For us to succeed in the development and deployment of new technology, we also need to look at how that technology is developed, assessed, tested, trialled and integrated into new project solutions. This will take innovation and new commercial thinking at a more holistic level to ensure we break down the barriers to help encourage and take account of the full life cycle costs benefits. To really understand the underlying risks and how they can be mitigated and managed effectively, we have got to get out of our operator and supply chain silos.

The challenges we will see as new, integrated energy systems are developed need to be fully assessed and managed to assure system integrity and safety. These new solutions will see an ever-increasing integration between the hydrocarbon, renewables, storage and grid/utility systems. Currently, in most jurisdictions, these systems operate under separate regulatory oversight and standards bodies. Bringing them together in a cohesive way will not be straightforward. 

From my understanding of your presentation at IPEIA, there is concern with how the media perceives the oil and gas industry. What recommendations do you have to combat that?

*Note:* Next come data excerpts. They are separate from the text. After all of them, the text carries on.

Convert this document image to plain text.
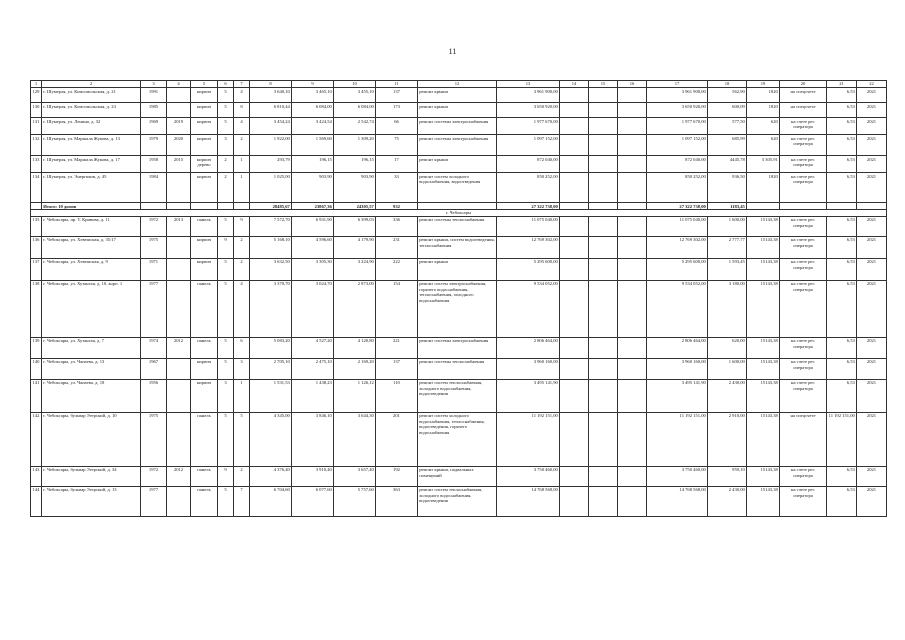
11
1	2	3	4	5	6	7	8	9	10	11	12	13	14	15	16	17	18	19	20	21	22
129	г. Шумерля, ул. Комсомольская, д. 21	1991		кирпич	5	4	3 640,10	3 465,10	3 455,10	137	ремонт крыши	3 961 900,00				3 961 900,00	562,90	1820	на спецсчете	6,53	2021
130	г. Шумерля, ул. Комсомольская, д. 23	1985		кирпич	5	8	6 810,44	6 084,00	6 084,00	173	ремонт крыши	3 650 920,00				3 650 920,00	600,09	1820	на спецсчете	6,53	2021
131	г. Шумерля, ул. Ленина, д. 32	1969	2019	кирпич	5	4	3 454,24	3 424,54	2 542,74	66	ремонт системы электроснабжения	1 977 670,00				1 977 670,00	577,50	620	на счете рег. оператора	6,53	2021
132	г. Шумерля, ул. Маршала Жукова, д. 13	1979	2020	кирпич	3	2	1 922,00	1 569,60	1 309,20	75	ремонт системы электроснабжения	1 097 152,00				1 097 152,00	685,99	620	на счете рег. оператора	6,53	2021
133	г. Шумерля, ул. Маршала Жукова, д. 17	1958	2015	кирпич дерево	2	1	293,79	196,15	196,15	17	ремонт крыши	872 040,00				872 040,00	4445,78	3 305,91	на счете рег. оператора	6,53	2021
134	г. Шумерля, ул. Энергиков, д. 45	1984		кирпич	2	1	1 025,00	903,90	903,90	33	ремонт систем холодного водоснабжения, водоотведения	850 252,00				850 252,00	936,50	1820	на счете рег. оператора	6,53	2021
	Итого: 10 домов						28485,67	23867,36	24305,57	932		27 322 738,00				27 322 738,00	1183,45				
г. Чебоксары																					
135	г. Чебоксары, пр. Т. Кривова, д. 11	1972	2013	панель	5	9	7 572,70	6 931,90	6 399,03	336	ремонт системы теплоснабжения	11 075 040,00				11 075 040,00	1 600,00	15143,38	на счете рег. оператора	6,53	2021
136	г. Чебоксары, ул. Хевешская, д. 35/17	1975		кирпич	9	2	5 168,10	4 596,60	4 179,90	231	ремонт крыши, систем водоотведения, теплоснабжения	12 769 302,00				12 769 302,00	2 777,77	15143,38	на счете рег. оператора	6,53	2021
137	г. Чебоксары, ул. Хевешская, д. 9	1971		кирпич	5	2	3 632,50	3 305,30	3 224,90	222	ремонт крыши	5 295 600,00				5 295 600,00	1 593,45	15143,38	на счете рег. оператора	6,53	2021
138	г. Чебоксары, ул. Хузангая, д. 10, корп. 1	1977		панель	5	4	3 370,70	3 024,70	2 873,00	154	ремонт систем электроснабжения, горячего водоснабжения, теплоснабжения, холодного водоснабжения	9 534 052,00				9 534 052,00	3 180,00	15143,38	на счете рег. оператора	6,53	2021
139	г. Чебоксары, ул. Хузангая, д. 7	1974	2012	панель	5	6	5 083,20	4 527,20	4 120,80	221	ремонт системы электроснабжения	2 806 464,00				2 806 464,00	620,00	15143,38	на счете рег. оператора	6,53	2021
140	г. Чебоксары, ул. Чапаева, д. 13	1967		кирпич	5	3	2 705,10	2 475,10	2 169,20	137	ремонт системы теплоснабжения	3 960 160,00				3 960 160,00	1 600,00	15143,38	на счете рег. оператора	6,53	2021
141	г. Чебоксары, ул. Чапаева, д. 18	1956		кирпич	3	1	1 531,53	1 438,23	1 126,12	110	ремонт систем теплоснабжения, холодного водоснабжения, водоотведения	3 495 141,90				3 495 141,90	2 430,00	15143,38	на счете рег. оператора	6,53	2021
142	г. Чебоксары, бульвар Эгерский, д. 10	1975		панель	5	5	4 345,00	3 846,10	3 644,30	201	ремонт систем холодного водоснабжения, теплоснабжения, водоотведения, горячего водоснабжения	11 192 151,00				11 192 151,00	2 910,00	15143,38	на спецсчете	11 192 151,00	2021
143	г. Чебоксары, бульвар Эгерский, д. 34	1972	2012	панель	9	2	4 376,40	3 910,40	3 657,40	192	ремонт крыши, подвальных помещений	3 750 460,00				3 750 460,00	959,10	15143,38	на счете рег. оператора	6,53	2021
144	г. Чебоксары, бульвар Эгерский, д. 13	1977		панель	5	7	6 704,60	6 077,60	5 757,60	363	ремонт систем теплоснабжения, холодного водоснабжения, водоотведения	14 768 568,00				14 768 568,00	2 430,00	15143,38	на счете рег. оператора	6,53	2021
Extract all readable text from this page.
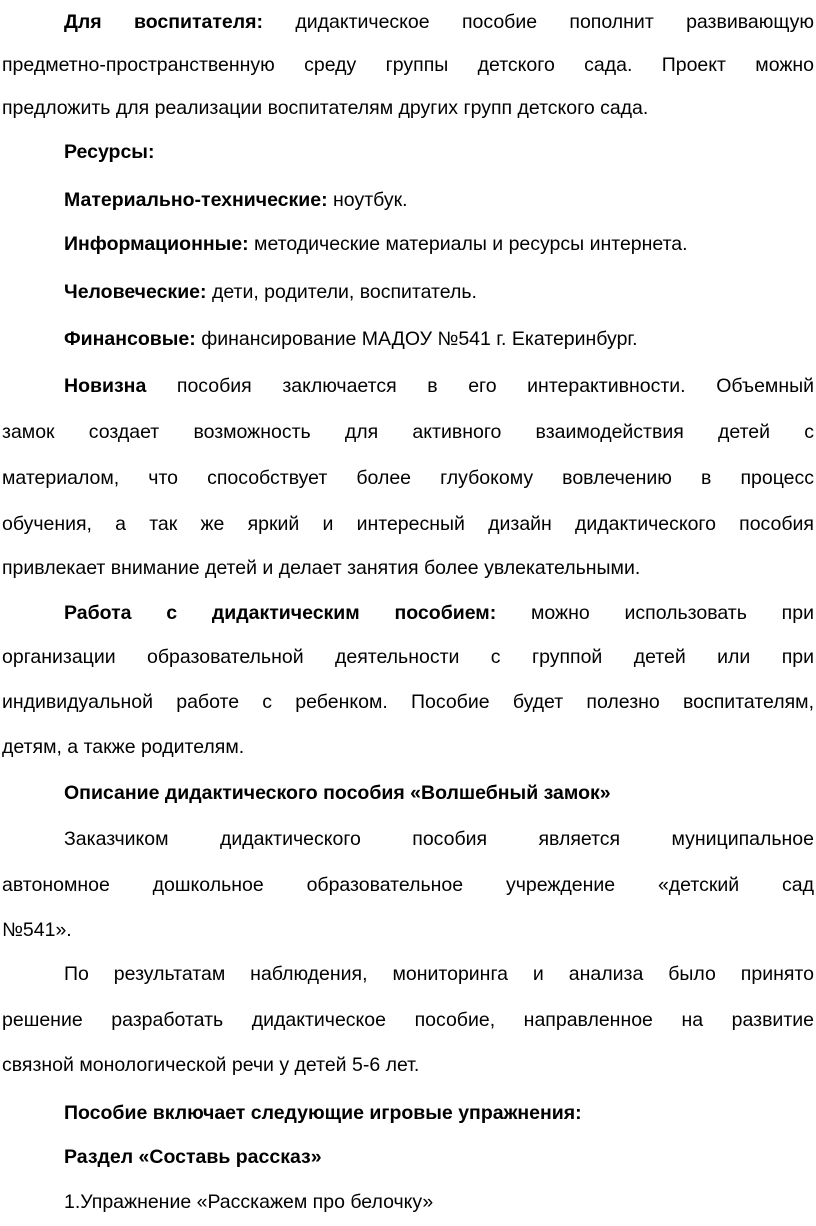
Для воспитателя: дидактическое пособие пополнит развивающую
предметно-пространственную среду группы детского сада. Проект можно
предложить для реализации воспитателям других групп детского сада.
Ресурсы:
Материально-технические: ноутбук.
Информационные: методические материалы и ресурсы интернета.
Человеческие: дети, родители, воспитатель.
Финансовые: финансирование МАДОУ №541 г. Екатеринбург.
Новизна пособия заключается в его интерактивности. Объемный
замок создает возможность для активного взаимодействия детей с
материалом, что способствует более глубокому вовлечению в процесс
обучения, а так же яркий и интересный дизайн дидактического пособия
привлекает внимание детей и делает занятия более увлекательными.
Работа с дидактическим пособием: можно использовать при
организации образовательной деятельности с группой детей или при
индивидуальной работе с ребенком. Пособие будет полезно воспитателям,
детям, а также родителям.
Описание дидактического пособия «Волшебный замок»
Заказчиком дидактического пособия является муниципальное
автономное дошкольное образовательное учреждение «детский сад
№541».
По результатам наблюдения, мониторинга и анализа было принято
решение разработать дидактическое пособие, направленное на развитие
связной монологической речи у детей 5-6 лет.
Пособие включает следующие игровые упражнения:
Раздел «Составь рассказ»
1.Упражнение «Расскажем про белочку»
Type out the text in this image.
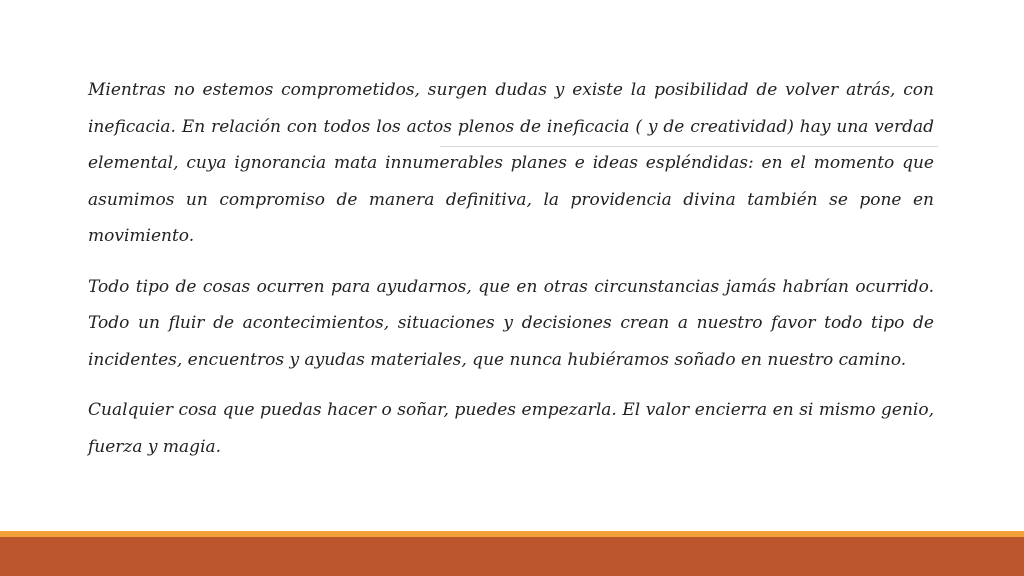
Mientras no estemos comprometidos, surgen dudas y existe la posibilidad de volver atrás, con ineficacia. En relación con todos los actos plenos de ineficacia ( y de creatividad) hay una verdad elemental, cuya ignorancia mata innumerables planes e ideas espléndidas: en el momento que asumimos un compromiso de manera definitiva, la providencia divina también se pone en movimiento.

Todo tipo de cosas ocurren para ayudarnos, que en otras circunstancias jamás habrían ocurrido. Todo un fluir de acontecimientos, situaciones y decisiones crean a nuestro favor todo tipo de incidentes, encuentros y ayudas materiales, que nunca hubiéramos soñado en nuestro camino.

Cualquier cosa que puedas hacer o soñar, puedes empezarla. El valor encierra en si mismo genio, fuerza y magia.
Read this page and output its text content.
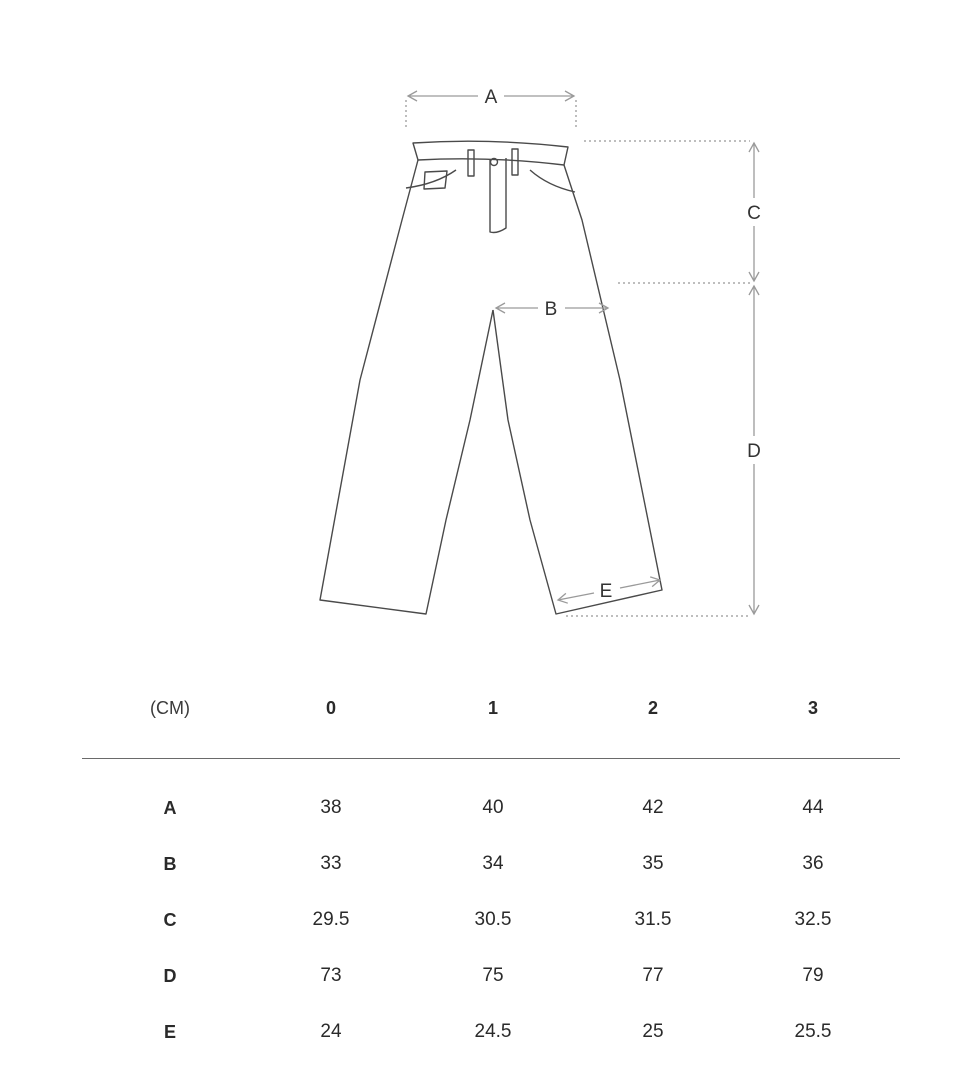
A
B
C
D
E
(CM)	0	1	2	3
A	38	40	42	44
B	33	34	35	36
C	29.5	30.5	31.5	32.5
D	73	75	77	79
E	24	24.5	25	25.5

DC: In a growing number of markets we are perceived as a dying industry or as the “bad guy” in the climate change argument. Whatever your view or perspective on the climate debate, almost every forward energy analysis shows clearly that hydrocarbons, and in particular gas, will be a critical energy source for decades to come. It is our industry’s expertise and experience in the development of complex, large scale projects which will be needed to create the energy and carbon management solutions of tomorrow. We are, and must be seen to the wider public, as part of the energy transition solution and not it’s enemy. This will not be straightforward, but our industry needs to engage in the public debate to help inform and bring context to what it will take to meet the internationally agreed carbon output targets. The deadlines and milestones are no longer decades away; they are the problems of today. We will need to inspire, attract and empower the next generation to be part of that solution.